Today, young adults often feel lost and lack basic life skills.
‘Home Economics’ or ‘Family and Consumer Sciences’ taught life skills in seven main areas. These, according to ACH News were:
- Cooking
- Child Development
- Education and community awareness
- Home management and design
- Sewing and textiles
- Budgeting and economics
- Health and hygiene
Nowadays, children who do not take these classes go on to university only to find out that they do not know basic life skills and how to take care of themselves. For almost everything, young adults turn to Google and Youtube, scrolling through endless “How to” articles and videos. As a result, many argue that Home Economics classes need to be brought back. Of course, they need to be different from what they were years ago in the 50s; that is, both genders need to take the class and learn the same things.
Young adults are ashamed to admit that they want to learn.
Learning how to make rice at the age of 20 is a profoundly embarrassing experience as you realize that you lack basic survival skills. Adeline Dimond, a writer for Medium, explains her mixed feelings about wanting to learn how to ‘run a household’ as her grandmother and mother were first and second-wave feminists:
Mom was well meaning but perhaps confused, operating under the loose theory that if learned to cook, sew or otherwise “run a household” I would somehow end up somebody’s housewife, a wolftrap of womanhood second-wave feminism was desperately trying to unlock. Home Ec was a painful reminder that female and male labor was different, and maybe always would be.
Home economics teaches children more than most AP classes do.
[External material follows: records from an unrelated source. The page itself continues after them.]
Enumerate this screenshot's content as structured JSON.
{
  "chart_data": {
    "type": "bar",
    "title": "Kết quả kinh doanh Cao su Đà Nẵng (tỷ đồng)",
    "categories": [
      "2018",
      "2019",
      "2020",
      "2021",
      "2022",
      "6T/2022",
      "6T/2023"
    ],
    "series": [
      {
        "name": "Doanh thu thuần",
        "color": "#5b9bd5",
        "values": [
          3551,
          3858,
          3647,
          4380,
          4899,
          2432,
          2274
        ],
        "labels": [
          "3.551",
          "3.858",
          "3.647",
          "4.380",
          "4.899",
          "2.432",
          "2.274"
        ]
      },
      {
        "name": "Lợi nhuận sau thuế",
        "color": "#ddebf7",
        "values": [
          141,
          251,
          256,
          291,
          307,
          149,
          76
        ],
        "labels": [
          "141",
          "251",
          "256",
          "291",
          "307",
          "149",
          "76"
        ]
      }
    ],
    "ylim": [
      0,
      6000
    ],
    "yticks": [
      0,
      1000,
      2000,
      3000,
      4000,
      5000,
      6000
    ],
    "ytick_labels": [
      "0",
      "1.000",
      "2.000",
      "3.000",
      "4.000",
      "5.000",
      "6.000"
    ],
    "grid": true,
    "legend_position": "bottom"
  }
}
While AP history or calculus teach students valuable information, they do not teach them how to survive. The world we currently live in is stressful, fast-paced, and chaotic. Learning home economics in school would take a huge weight off the shoulders of young adults as they do not have to learn basic life skills on their own and with the help of the Internet. Caitlyn Clancey explains that after encountering students who did not know what property taxes were, University professor Marti Harvey commented on the need for Home Economics classes:
It’s a failing of our educational system that students don’t leave high school with this basic understanding, among other things. That’s why we need to bring back the old home economics class. Call it ‘Skills for Life’ and make it mandatory in high schools. […] Teach basic economics along with budgeting, comparison shopping, basic cooking skills, and time management.
Give them a better start in real life than they get now.